Growing up, in one fight (or 12), I may have hurled unkind accusations his way: “selfish,” “entitled,” “arrogant and unfeeling.” I could claim, as I did in childhood, that “he started it.” Without a second thought he’d carelessly shed dirty tissues and used dishes around our pristine home, gobble up the last slice of chocolate cake without asking if anyone had their eye on it, make gourmet masterpieces to bring to other people’s houses, and fight with my sister.

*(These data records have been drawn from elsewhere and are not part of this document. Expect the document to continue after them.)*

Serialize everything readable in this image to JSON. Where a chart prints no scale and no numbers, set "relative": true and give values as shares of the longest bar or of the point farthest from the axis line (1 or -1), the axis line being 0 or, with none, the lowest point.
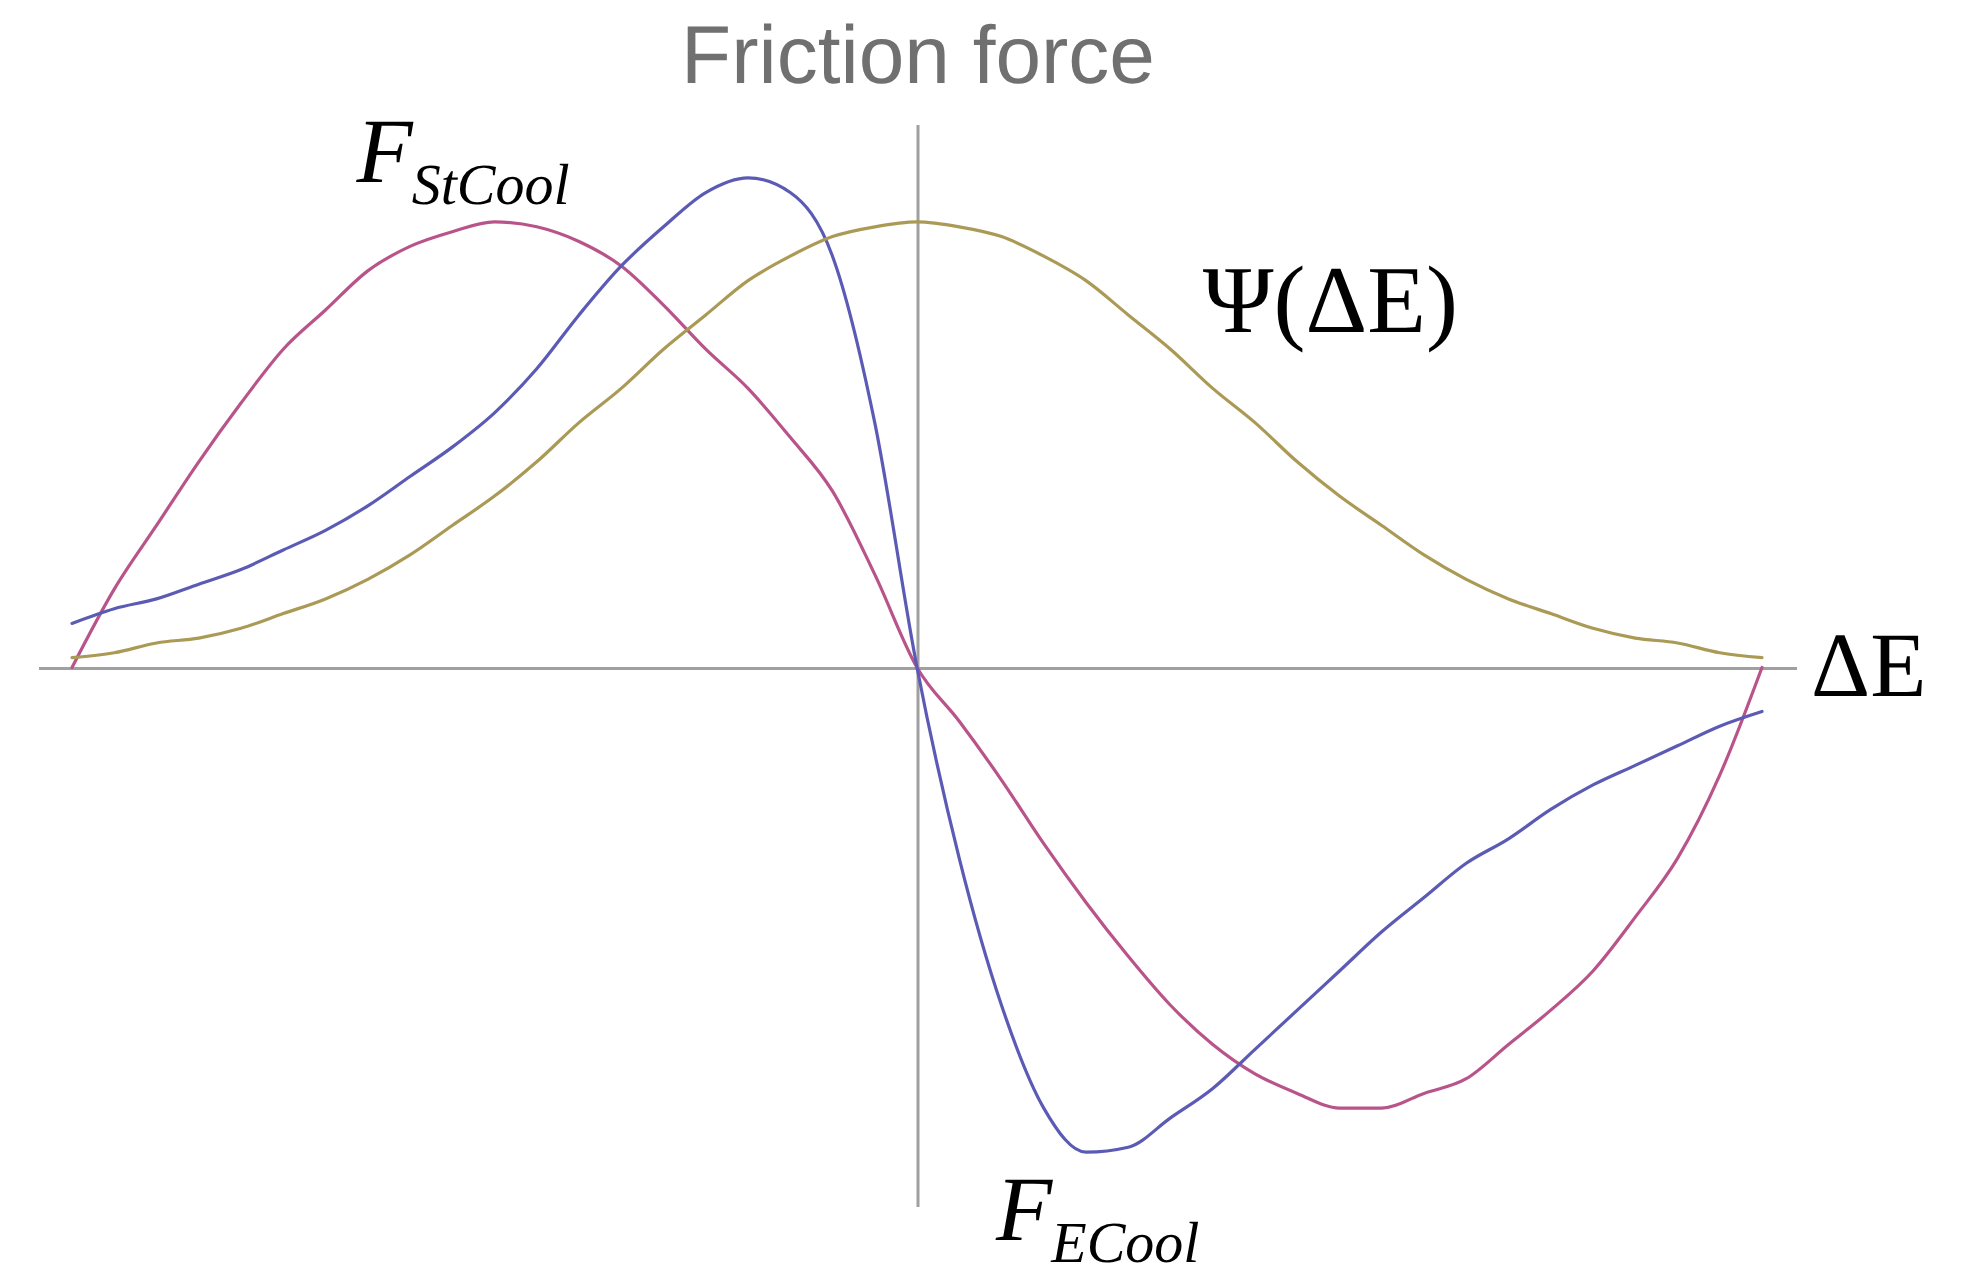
{
  "chart_data": {
    "type": "line",
    "xlabel": "ΔE",
    "ylabel": "Friction force",
    "relative": true,
    "categories": [
      null,
      null,
      null,
      null,
      null,
      null,
      null,
      null,
      null,
      null,
      null,
      null,
      null,
      null,
      null,
      null,
      null,
      null,
      null,
      null,
      null,
      null,
      null,
      null,
      null,
      null,
      null,
      null,
      null,
      null,
      null,
      null,
      null,
      null,
      null,
      null,
      null,
      null,
      null,
      null,
      null
    ],
    "series": [
      {
        "name": "F$_{StCool}$",
        "color": "#b9548a",
        "values": [
          0,
          0.16,
          0.29,
          0.42,
          0.54,
          0.65,
          0.73,
          0.81,
          0.86,
          0.89,
          0.91,
          0.9,
          0.87,
          0.82,
          0.74,
          0.65,
          0.57,
          0.47,
          0.36,
          0.19,
          0,
          -0.11,
          -0.23,
          -0.36,
          -0.48,
          -0.59,
          -0.69,
          -0.77,
          -0.83,
          -0.87,
          -0.9,
          -0.9,
          -0.87,
          -0.84,
          -0.77,
          -0.7,
          -0.62,
          -0.51,
          -0.39,
          -0.22,
          0
        ]
      },
      {
        "name": "F$_{ECool}$",
        "color": "#5b5bb5",
        "values": [
          0.09,
          0.12,
          0.14,
          0.17,
          0.2,
          0.24,
          0.28,
          0.33,
          0.39,
          0.45,
          0.52,
          0.61,
          0.72,
          0.82,
          0.9,
          0.97,
          1.0,
          0.97,
          0.84,
          0.5,
          0,
          -0.39,
          -0.69,
          -0.9,
          -0.99,
          -0.98,
          -0.92,
          -0.86,
          -0.78,
          -0.7,
          -0.62,
          -0.54,
          -0.47,
          -0.4,
          -0.35,
          -0.29,
          -0.24,
          -0.2,
          -0.16,
          -0.12,
          -0.09
        ]
      },
      {
        "name": "Ψ(ΔE)",
        "color": "#aa9a55",
        "values": [
          0.02,
          0.03,
          0.05,
          0.06,
          0.08,
          0.11,
          0.14,
          0.18,
          0.23,
          0.29,
          0.35,
          0.42,
          0.5,
          0.57,
          0.65,
          0.72,
          0.79,
          0.84,
          0.88,
          0.9,
          0.91,
          0.9,
          0.88,
          0.84,
          0.79,
          0.72,
          0.65,
          0.57,
          0.5,
          0.42,
          0.35,
          0.29,
          0.23,
          0.18,
          0.14,
          0.11,
          0.08,
          0.06,
          0.05,
          0.03,
          0.02
        ]
      }
    ]
  }
}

But these family misdemeanors mean nothing now. Because every day, my brother steps into a contagious world protected only by disposable armor. He takes risks that I’m ashamed I would not be gracious or brave enough to take. He gambles each time an ambulance wheels in a patient needing his expertise. Pretty sure I’d yell, “Check, please!” and hightail it out those sliding glass doors.

Although I could not be prouder of him, I may never fully understand him. Or know what it is like in that hospital, bearing witness to the despair of an out-of-control pandemic. Opposites in so many ways, he is my hero and I love him more than he will ever know.

Enough that I will remember never to bother him at 2:30 a.m. again.